OUR TAX SYSTEM EXPLAINED IN BEER:

Suppose that every day, ten men go out for beer and the bill for all ten comes to $100…

If they paid their bill the way we pay our taxes, it would go something like this…

The first four men (the poorest) would pay nothing.
The fifth would pay $1.
The sixth would pay $3.
The seventh would pay $7.
The eighth would pay $12.
The ninth would pay $18.
The tenth man (the richest) would pay $59.

So, that’s what they decided to do.

The ten men drank in the bar every day and seemed quite happy with the arrangement, until one day, the owner threw them a curve ball. “Since you are all such good customers,” he said, “I’m going to reduce the cost of your daily beer by $20.” Drinks for the ten men would now cost just $80.

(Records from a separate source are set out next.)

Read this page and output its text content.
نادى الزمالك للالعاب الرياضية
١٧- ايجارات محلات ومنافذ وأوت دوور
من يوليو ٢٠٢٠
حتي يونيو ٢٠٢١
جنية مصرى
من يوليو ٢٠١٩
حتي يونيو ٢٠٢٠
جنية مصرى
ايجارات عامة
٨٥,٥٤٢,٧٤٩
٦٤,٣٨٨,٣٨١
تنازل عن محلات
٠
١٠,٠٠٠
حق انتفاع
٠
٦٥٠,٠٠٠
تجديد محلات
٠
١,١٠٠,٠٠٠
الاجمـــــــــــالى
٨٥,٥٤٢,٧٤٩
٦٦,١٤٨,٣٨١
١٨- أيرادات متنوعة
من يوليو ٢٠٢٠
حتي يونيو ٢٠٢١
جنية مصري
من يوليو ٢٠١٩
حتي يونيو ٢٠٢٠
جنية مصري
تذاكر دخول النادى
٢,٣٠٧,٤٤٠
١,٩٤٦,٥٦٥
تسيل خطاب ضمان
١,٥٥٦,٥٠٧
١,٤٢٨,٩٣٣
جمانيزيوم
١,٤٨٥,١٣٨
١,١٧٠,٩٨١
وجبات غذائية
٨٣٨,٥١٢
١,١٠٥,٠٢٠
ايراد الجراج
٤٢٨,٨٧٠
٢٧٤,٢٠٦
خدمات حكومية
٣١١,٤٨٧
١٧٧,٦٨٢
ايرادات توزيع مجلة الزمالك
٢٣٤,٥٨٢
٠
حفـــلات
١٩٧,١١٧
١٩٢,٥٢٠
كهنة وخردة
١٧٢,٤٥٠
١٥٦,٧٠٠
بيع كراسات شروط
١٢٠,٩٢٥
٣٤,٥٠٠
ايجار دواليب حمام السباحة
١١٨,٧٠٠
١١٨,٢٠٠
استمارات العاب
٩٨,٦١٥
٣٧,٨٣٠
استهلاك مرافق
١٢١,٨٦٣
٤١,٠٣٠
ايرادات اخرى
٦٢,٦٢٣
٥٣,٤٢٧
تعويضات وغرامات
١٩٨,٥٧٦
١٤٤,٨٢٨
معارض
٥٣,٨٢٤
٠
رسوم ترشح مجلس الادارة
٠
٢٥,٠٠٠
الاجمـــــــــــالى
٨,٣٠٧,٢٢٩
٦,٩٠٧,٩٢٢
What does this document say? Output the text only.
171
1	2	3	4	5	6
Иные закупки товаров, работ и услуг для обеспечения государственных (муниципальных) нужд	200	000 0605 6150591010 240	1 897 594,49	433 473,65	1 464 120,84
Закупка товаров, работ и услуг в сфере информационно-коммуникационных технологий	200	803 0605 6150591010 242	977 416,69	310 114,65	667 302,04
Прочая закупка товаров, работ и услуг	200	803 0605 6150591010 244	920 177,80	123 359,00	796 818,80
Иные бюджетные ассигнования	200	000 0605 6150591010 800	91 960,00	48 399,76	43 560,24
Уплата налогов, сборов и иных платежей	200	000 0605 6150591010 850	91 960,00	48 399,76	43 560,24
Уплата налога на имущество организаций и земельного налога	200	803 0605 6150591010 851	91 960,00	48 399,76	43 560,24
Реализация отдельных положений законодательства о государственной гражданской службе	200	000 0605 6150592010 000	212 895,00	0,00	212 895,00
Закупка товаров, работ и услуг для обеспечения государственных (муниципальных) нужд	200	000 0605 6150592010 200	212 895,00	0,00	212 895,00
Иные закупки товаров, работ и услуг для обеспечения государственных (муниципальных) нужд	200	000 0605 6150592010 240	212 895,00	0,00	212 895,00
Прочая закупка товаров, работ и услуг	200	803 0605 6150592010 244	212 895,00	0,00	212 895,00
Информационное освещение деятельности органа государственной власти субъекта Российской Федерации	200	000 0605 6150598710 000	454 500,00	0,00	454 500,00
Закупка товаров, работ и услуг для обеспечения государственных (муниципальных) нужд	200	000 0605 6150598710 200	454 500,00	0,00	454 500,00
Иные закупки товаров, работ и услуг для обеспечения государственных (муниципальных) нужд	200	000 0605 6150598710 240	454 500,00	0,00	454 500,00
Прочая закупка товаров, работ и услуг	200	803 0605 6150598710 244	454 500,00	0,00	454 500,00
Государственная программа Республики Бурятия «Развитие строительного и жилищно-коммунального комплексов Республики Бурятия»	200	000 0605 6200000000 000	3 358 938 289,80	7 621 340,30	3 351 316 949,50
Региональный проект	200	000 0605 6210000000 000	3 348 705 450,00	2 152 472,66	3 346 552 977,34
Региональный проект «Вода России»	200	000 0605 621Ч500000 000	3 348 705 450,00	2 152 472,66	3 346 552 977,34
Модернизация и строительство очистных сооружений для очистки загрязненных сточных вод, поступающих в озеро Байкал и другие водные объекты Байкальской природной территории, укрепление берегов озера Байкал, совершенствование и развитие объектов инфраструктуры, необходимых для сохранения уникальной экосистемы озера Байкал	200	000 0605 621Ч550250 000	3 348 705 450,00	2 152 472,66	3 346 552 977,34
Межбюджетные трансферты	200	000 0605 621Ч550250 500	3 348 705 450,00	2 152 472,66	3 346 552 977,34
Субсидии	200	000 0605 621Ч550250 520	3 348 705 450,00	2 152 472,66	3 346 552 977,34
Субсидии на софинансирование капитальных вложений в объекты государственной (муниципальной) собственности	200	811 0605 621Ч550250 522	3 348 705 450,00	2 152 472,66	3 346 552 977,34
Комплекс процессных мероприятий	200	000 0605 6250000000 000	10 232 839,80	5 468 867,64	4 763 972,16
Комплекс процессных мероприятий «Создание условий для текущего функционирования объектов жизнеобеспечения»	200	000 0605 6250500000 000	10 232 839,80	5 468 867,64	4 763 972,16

The group still wanted to pay their bill the way we pay our taxes. So the first four men were unaffected. They would still drink for free. But what about the other six men? The paying customers? How could they divide the $20 windfall so that everyone would get his fair share? They realized that $20 divided by six is $3.33. But if they subtracted that from everybody’s share, then the fifth man and the sixth man would each end up being paid to drink his beer. So, the bar owner suggested that it would be fair to reduce each man’s bill by a higher percentage.

They decided to follow the principle of the tax system they had been using, and he proceeded to work out the amounts he suggested that each should now pay.

And so the fifth man, like the first four, now paid nothing (100% saving).
The sixth now paid $2 instead of $3 (33% saving).
The seventh now paid $5 instead of $7 (28% saving).
The eighth now paid $9 instead of $12 (25% saving).
The ninth now paid $14 instead of $18 (22% saving).
The tenth now paid $49 instead of $59 (16% saving).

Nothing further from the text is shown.